D’entrée de jeu, mettons une chose au clair : les vendus à la cause du pétrole albertain qui militent en faveur d’un oléoduc pour désenclaver cette « richesse nationale » clament à qui veut l’entendre que les pipelines sont un mode de transport beaucoup plus sécuritaire que le train ou le bateau. Nonobstant les failles de ce système et les nombreux déversements qu’on a connus, peut-être, statistiquement parlant, ont-ils raison. Mais la question ne se pose pas ainsi. Leurs prémisses sont fausses. Il ne s’agit pas de déterminer si tel ou tel mode de transport est moins risqué qu’un autre, mais bien s’il est judicieux de chercher à extraire en plus grande quantité une des substances parmi les plus polluantes au monde, et de lui faire franchir des milliers de kilomètres, par une voie ou une autre, dans le but de lui donner une plus-value en visant des marchés plus lucratifs (avec tous les risques que comportent de telles opérations).
Il va de soi que le pétrole demeurera pendant quelques années encore une substance dont il sera difficile de se passer, attendu que le fondement même de nos économies repose actuellement en grande partie sur son utilisation. N’étant pas producteur, le Québec a dû de tout temps importer cette matière première, mais il y a une différence majeure entre le fait d’acquérir un bien pour combler ses propres besoins, jugés essentiels, et le fait d’assumer des risques considérables sur le plan environnemental dans le seul but de permettre l’accroissement de l’extraction de ce pétrole venu de l’ouest et son acheminement vers les marchés extérieurs. Jugeant qu’il s’agit d’une aberration, et l’ère du pétrole achevant, plusieurs clament sans doute à juste titre que nous ne devrions même pas envisager de chercher à en produire nous-mêmes, sur notre propre territoire, pour plutôt nous tourner résolument vers une économie verte.
De son côté, plus fédéraliste que son ombre, notre bon Docteur Couillard estime que c’est un peu de notre devoir à titre de partenaire de cette fédération et tributaire des bienfaits de la péréquation de faciliter l’accès du pétrole albertain aux ports de l’Atlantique. Ah oui? Pour tous les bienfaits que nous concède notre présence au sein de ce vaste et merveilleux pays, nous serions disposés à mettre en péril nos cours d’eau et notre environnement? Je n’aurais qu’un commentaire à ajouter, et cela, sans chercher à me montrer méchant. Imaginez l’inverse. Imaginez que c’est nous, du Québec, aux prises avec des surplus, cherchant à acheminer vers la côte ouest un pétrole de même nature tiré du schiste ou des sables de chez nous. La substance transiterait par l’Ontario, le Manitoba, la Saskatchewan, l’Alberta, la Colombie-Britannique… Connaissant l’amour qu’on nous porte dans ces contrées et dont on nous a abondamment inondés lors du référendum de 1995, je vous laisse imaginer les réactions.

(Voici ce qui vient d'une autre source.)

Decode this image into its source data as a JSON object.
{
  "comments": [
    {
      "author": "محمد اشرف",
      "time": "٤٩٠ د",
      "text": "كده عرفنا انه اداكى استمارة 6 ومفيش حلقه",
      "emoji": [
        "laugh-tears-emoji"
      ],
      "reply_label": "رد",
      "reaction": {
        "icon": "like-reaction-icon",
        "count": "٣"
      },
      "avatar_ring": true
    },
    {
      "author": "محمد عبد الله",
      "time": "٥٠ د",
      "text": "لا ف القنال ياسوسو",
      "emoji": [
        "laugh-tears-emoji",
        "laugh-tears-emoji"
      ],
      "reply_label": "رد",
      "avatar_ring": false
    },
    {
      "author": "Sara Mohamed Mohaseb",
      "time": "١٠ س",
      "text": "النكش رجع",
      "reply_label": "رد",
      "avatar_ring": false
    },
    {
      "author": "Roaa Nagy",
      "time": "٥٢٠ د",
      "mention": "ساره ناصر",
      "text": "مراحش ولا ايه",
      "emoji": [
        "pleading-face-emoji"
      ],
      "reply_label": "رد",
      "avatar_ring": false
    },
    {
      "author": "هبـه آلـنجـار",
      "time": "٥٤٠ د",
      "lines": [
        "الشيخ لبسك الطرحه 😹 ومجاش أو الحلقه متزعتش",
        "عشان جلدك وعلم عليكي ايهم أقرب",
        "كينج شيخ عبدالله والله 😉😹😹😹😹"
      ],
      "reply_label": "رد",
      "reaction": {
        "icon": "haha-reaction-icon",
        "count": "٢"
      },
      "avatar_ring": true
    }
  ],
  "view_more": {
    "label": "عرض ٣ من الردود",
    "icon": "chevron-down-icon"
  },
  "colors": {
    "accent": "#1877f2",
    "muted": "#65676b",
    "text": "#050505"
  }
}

Pour le fils de l’aéroport et légitime descendant du fossoyeur de Mirabel et du parc Forillon, Justin Trudeau, c’est clair comme de l’eau de roche : le sale pétrole d’Alberta doit transiter par le Québec. Monsieur Mulcair de son côté se montre plus ambivalent et utilise judicieusement les ambiguïtés de la traduction simultanée : une bonne chose dans l’Ouest, un projet dont on devra bien évaluer toute la portée et chacune des conséquences à l’Est.
Quant à Stephen Harper, votre serviteur n’a qu’un seul vœu : que ce soit la dernière fois que son nom paraisse dans cette chronique!